1*2*3-2^3+3*4*5-4^3+...+9999*10000*10001-10000^3. - May 21st 2005, 11:11 PMaskmemath
Split the entire series into two parts

(1*2*3+3*4*5+.........)-(2^3+4^3+.......)

The first part can be written as Summation[n(n+1)(n+2)]

Summation (n^3 + 3(n^2) + 2n)

I hope you can expand for the individual summations.

For the second part take 2^3 common

2^3(1+2^3 + 3^3......)

2^3 Summation(n^3)

Hope you can take it from here. - May 23rd 2005, 01:19 AMcornoth
- 25,005,000 Correct?

Each 'group' starts from -2, then add -3+....+-9999+-10000 - August 24th 2005, 07:53 PMardnas
Can someone explain why the summation is like that?

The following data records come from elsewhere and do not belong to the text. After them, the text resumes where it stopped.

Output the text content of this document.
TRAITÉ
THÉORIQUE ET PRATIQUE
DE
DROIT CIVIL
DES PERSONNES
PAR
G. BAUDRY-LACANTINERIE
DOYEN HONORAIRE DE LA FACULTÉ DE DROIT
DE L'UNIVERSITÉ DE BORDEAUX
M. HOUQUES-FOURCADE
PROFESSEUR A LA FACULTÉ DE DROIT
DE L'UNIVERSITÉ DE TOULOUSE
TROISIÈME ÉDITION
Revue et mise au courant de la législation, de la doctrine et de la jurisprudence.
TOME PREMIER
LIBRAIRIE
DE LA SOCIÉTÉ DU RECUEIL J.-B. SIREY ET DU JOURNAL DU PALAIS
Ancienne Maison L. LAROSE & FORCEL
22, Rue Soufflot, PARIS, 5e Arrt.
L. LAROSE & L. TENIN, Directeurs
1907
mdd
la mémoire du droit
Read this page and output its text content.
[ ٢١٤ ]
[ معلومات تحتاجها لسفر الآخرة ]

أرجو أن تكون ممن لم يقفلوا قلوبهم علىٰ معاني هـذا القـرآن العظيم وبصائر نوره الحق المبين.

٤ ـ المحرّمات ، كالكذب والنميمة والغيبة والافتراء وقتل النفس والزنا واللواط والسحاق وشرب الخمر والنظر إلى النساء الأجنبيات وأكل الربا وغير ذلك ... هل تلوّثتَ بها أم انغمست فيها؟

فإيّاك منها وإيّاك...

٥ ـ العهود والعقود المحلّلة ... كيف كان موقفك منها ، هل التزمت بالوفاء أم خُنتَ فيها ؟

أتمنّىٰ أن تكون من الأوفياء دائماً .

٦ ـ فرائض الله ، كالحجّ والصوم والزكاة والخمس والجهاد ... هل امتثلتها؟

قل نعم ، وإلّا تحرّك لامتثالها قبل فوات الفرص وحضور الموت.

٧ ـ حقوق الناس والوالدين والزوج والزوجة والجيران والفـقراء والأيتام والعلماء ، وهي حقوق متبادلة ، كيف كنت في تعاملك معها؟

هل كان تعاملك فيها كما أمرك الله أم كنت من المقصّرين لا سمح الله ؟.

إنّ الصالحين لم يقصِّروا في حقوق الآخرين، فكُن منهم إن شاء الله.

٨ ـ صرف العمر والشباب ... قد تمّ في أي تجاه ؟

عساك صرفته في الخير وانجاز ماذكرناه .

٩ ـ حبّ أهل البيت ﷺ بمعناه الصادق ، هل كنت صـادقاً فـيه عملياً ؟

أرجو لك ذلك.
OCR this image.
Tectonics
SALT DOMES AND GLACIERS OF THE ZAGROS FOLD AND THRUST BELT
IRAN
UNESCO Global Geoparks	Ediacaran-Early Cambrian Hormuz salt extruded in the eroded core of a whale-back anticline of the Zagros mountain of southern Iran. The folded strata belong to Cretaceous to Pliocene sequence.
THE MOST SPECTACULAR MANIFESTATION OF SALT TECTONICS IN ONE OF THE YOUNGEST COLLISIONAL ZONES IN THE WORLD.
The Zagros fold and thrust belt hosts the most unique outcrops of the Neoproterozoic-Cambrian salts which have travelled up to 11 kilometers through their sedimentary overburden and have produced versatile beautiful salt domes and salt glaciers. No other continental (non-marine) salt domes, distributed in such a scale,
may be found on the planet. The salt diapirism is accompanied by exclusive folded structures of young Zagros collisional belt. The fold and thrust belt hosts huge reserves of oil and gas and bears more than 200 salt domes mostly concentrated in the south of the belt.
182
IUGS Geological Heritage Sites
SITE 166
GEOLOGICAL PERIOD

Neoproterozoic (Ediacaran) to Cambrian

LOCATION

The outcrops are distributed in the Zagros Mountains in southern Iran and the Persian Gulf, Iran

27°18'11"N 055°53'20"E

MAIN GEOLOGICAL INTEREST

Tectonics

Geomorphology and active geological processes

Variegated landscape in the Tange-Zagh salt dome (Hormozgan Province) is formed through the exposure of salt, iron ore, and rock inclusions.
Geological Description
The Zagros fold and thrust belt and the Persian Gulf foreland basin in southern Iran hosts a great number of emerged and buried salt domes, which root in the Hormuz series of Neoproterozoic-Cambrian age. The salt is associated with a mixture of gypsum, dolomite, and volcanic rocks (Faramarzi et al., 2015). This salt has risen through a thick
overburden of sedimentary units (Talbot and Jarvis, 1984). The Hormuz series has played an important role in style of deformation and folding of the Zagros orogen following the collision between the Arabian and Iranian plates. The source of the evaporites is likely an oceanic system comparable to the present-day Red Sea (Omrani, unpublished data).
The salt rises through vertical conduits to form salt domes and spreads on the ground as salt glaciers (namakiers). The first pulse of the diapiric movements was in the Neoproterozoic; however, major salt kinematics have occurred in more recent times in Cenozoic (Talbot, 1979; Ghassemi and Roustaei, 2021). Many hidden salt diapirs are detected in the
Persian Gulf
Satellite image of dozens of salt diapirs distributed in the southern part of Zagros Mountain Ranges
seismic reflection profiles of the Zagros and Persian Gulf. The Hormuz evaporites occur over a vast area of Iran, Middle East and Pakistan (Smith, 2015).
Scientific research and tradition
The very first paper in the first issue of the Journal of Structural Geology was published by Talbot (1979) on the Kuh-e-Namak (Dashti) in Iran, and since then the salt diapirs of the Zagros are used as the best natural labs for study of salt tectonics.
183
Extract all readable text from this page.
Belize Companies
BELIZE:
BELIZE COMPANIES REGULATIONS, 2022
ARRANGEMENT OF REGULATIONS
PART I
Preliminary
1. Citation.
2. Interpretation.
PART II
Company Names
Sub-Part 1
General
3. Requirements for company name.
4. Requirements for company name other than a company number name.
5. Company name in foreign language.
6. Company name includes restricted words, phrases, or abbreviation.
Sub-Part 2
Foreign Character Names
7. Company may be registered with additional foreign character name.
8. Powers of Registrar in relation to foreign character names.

I still don't get it.

- August 25th 2005, 05:52 AMaskmemath
Can you please explain which part of the summation you didnt understand??

- August 25th 2005, 05:57 AMardnas
*For the second part take 2^3 common*

2^3(1+2^3 + 3^3......)

2^3 Summation(n^3)

This please.

Then do I add the two summation together? And should I put 5000 for n? - August 25th 2005, 06:24 AMaskmemath
1^3 + 2^3 + 3^3 + 4^3 +........5000^3

Each number can be written as n^3.

Since we are adding the numbers we take Summation(n^3)

Correct n=5000 since we took 2 common.

There's a negative sign between the two series so techincally you are subtracting one from the other. - August 25th 2005, 02:32 PMardnas
I understand what you are explaining, but how do I calculate or show my working for the whole thing?